How to Fix Diesel Fuel Gelling with Cold Flow Improvers

I don’t know about where you live, but winter in Minnesota hit pretty hard starting in November, and it seems Old Man Winter is fired up and settled in for a long, cold season. For those who love ice fishing, the cold temps make the ice safer, giving us additional opportunity.

That reminds me of a colleague who was sitting on the ice in Canada in late December at -40º.  No shanty and no heat – just him, the ice and some intense ice-clearing action to keep the hole from freezing over.

When you pull your diesel pickup to the end of a plowed road and see “-40º” on the thermometer, it makes you wonder if the truck will start when you return from a day of fishing.

How to be prepared

I’m not much of a gambling man, so I make sure my toolbox contains two very important products to ensure I return home safe after every winter voyage.

  1. A set of jumper cables in case the batteries go dead.
  2. Spare bottles of AMSOIL Diesel All-in-One, in addition to the bottle I used to treat my fuel before leaving the fuel station.

The best motto in winter conditions is the one Boy Scouts learn at a young age: Be Prepared. The best preparation for winter conditions if you drive an oil burner (a.k.a. diesel) is to treat your fuel with cold-flow improvers every time you fill up. There is no better tried-and-true method to ensure frozen fuel doesn’t leave you stranded in the middle of nowhere.

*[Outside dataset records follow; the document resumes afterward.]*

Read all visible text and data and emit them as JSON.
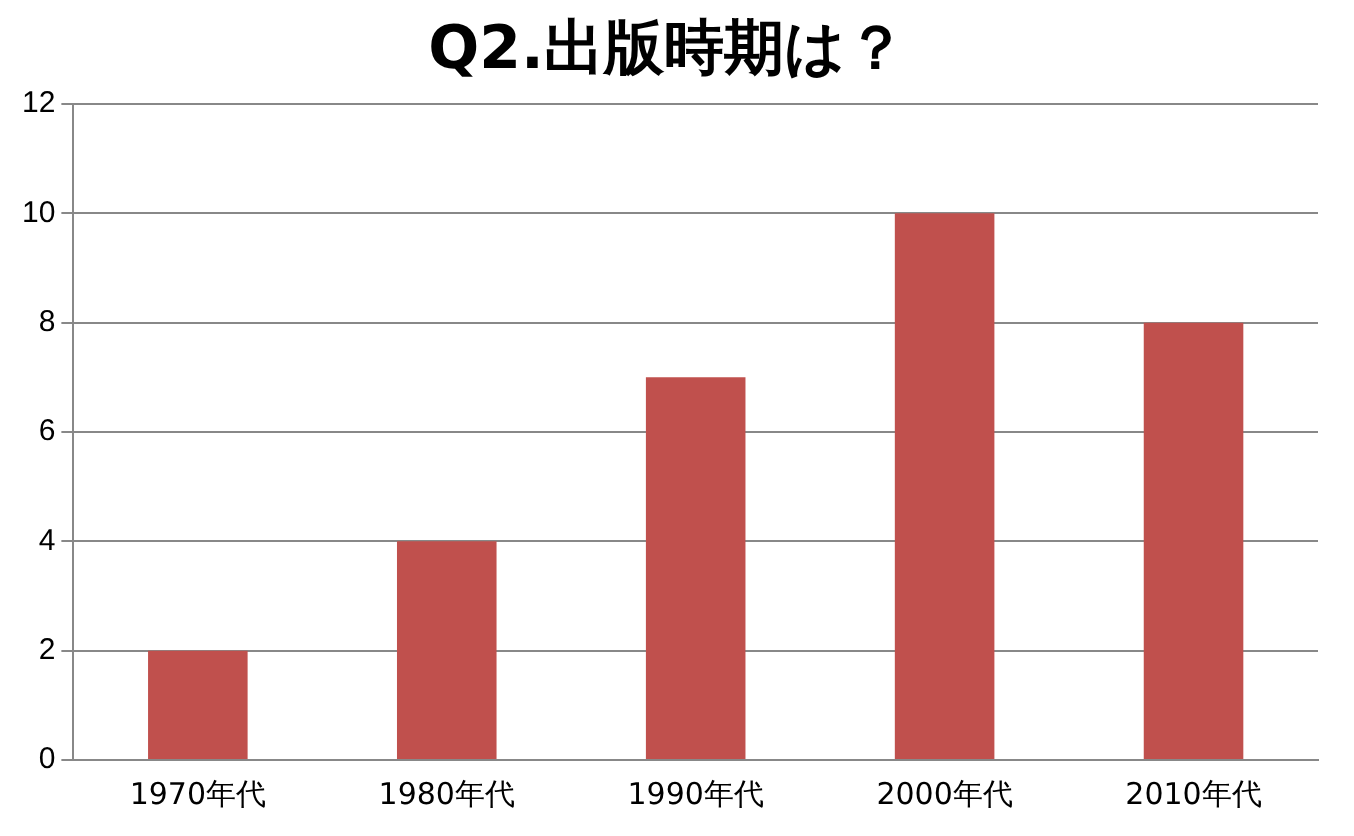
{
  "chart_data": {
    "type": "bar",
    "title": "Q2.出版時期は？",
    "categories": [
      "1970年代",
      "1980年代",
      "1990年代",
      "2000年代",
      "2010年代"
    ],
    "values": [
      2,
      4,
      7,
      10,
      8
    ],
    "color": "#c0504d",
    "ylim": [
      0,
      12
    ],
    "yticks": [
      0,
      2,
      4,
      6,
      8,
      10,
      12
    ],
    "grid": "y",
    "legend": false
  }
}
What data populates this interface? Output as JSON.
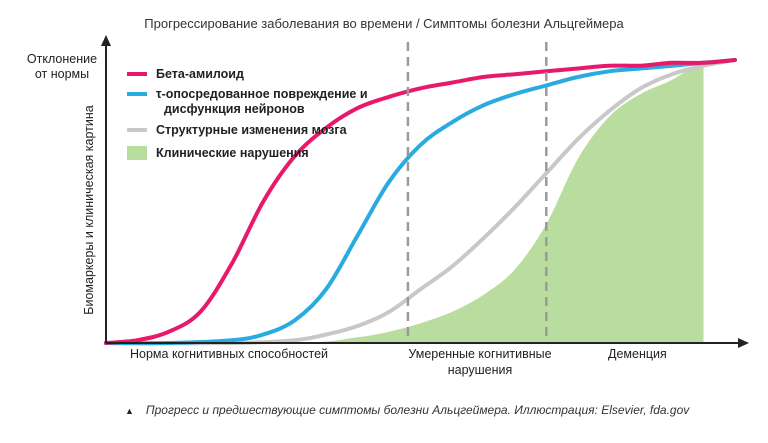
{
  "chart_data": {
    "type": "line",
    "title": "Прогрессирование заболевания во времени / Симптомы болезни Альцгеймера",
    "y_top_label": "Отклонение от нормы",
    "ylabel": "Биомаркеры и клиническая картина",
    "x_stage_labels": [
      "Норма когнитивных способностей",
      "Умеренные когнитивные нарушения",
      "Деменция"
    ],
    "xlim": [
      0,
      100
    ],
    "ylim": [
      0,
      100
    ],
    "stage_boundaries": [
      48,
      70
    ],
    "grid": false,
    "legend_position": "top-left",
    "series": [
      {
        "name": "Бета-амилоид",
        "kind": "line",
        "color": "#e8196b",
        "x": [
          0,
          5,
          10,
          15,
          20,
          25,
          30,
          35,
          40,
          45,
          50,
          55,
          60,
          65,
          70,
          75,
          80,
          85,
          90,
          95,
          100
        ],
        "y": [
          0,
          1,
          4,
          11,
          28,
          50,
          66,
          76,
          83,
          87,
          90,
          92,
          94,
          95,
          96,
          97,
          98,
          98,
          99,
          99,
          100
        ]
      },
      {
        "name": "τ-опосредованное повреждение и дисфункция нейронов",
        "kind": "line",
        "color": "#29aae1",
        "x": [
          0,
          10,
          20,
          25,
          30,
          35,
          40,
          45,
          50,
          55,
          60,
          65,
          70,
          75,
          80,
          85,
          90,
          95,
          100
        ],
        "y": [
          0,
          0,
          1,
          3,
          8,
          19,
          38,
          57,
          70,
          78,
          84,
          88,
          91,
          94,
          96,
          97,
          98,
          99,
          100
        ]
      },
      {
        "name": "Структурные изменения мозга",
        "kind": "line",
        "color": "#c8c8c8",
        "x": [
          0,
          20,
          30,
          35,
          40,
          45,
          50,
          55,
          60,
          65,
          70,
          75,
          80,
          85,
          90,
          95,
          100
        ],
        "y": [
          0,
          0,
          1,
          3,
          6,
          11,
          19,
          27,
          37,
          48,
          60,
          72,
          82,
          90,
          95,
          98,
          100
        ]
      },
      {
        "name": "Клинические нарушения",
        "kind": "area",
        "color": "#b9dd9f",
        "x": [
          0,
          30,
          40,
          45,
          50,
          55,
          60,
          65,
          70,
          75,
          80,
          85,
          90,
          95
        ],
        "y": [
          0,
          0,
          2,
          4,
          7,
          11,
          17,
          26,
          42,
          65,
          80,
          88,
          93,
          100
        ]
      }
    ]
  },
  "caption": {
    "marker": "▲",
    "text": "Прогресс и предшествующие симптомы болезни Альцгеймера. Иллюстрация: Elsevier, fda.gov"
  }
}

What are cold flow improvers?

They’re a specific chemistry designed to target wax in diesel fuel and keep it in liquid form as the temperature drops. This chemistry basically allows the fuel to continue to flow as the temperature grows colder and colder. You may have heard the technical term “cloud point,” which refers to the temperature at which naturally occurring wax in diesel fuel begins to solidify and turn the normally translucent diesel fuel cloudy.

Or, perhaps you’ve heard the term “cold filter-plugging point,” which is the lowest temperature at which the fuel will flow through your fuel filter without plugging it. Cold flow improvers depress both of those values, allowing you to operate your oil burner at colder temperatures. In independent testing, AMSOIL Diesel All-In-One repeatedly flowed at temperatures up to 32ºF colder than Howes Lubricator Diesel Treat*. That is a substantial difference in performance when it matters most.

Question of the day:

When you buy fuel at the station, at what temperature will it still be suitable for use?

Good question? Sure is, because many stations don’t publish that information and are asking you to trust them. Trust is earned, my friend, and when the situation potentially leaves me stranded in freezing temps, I trust no one but myself and a good dose of cold flow improver.

Here’s a great example. Another colleague has a late ’90s Powerstroke. He bought fuel from a reputable, local fuel station in Superior, Wis. The temp plummeted to -32ºF and his diesel fuel gelled , leaving him no choice but to change filters and pour AMSOIL Diesel Recovery in his tank. That fuel from the reputable fuel station was supposed to be good down to -40º.  Interesting, isn’t it. Now, if he would have proactively treated his fuel with cold flow improvers, he would have avoided the whole ordeal. A good learning lesson for us all.

High risk, no reward

Winter temperatures can be downright dangerous. Of all the ways to take a risk in life, I hate to think this would be one of them. Buy yourself some AMSOIL Diesel All-in-One and treat your fuel. It will take care of your fuel system and ensure when you turn the key you are off and running to your next destination.

Don’t get me wrong – while I support people who run towing businesses, let them help those who really need it. Instead, help yourself and treat your fuel!

*Based on independent testing in July 2017 of AMSOIL Diesel All-in-One and Howes Lubricator Diesel Treat, using diesel fuel representative of the US marketplace and Howes’ recommended treat ratio for above 0°F.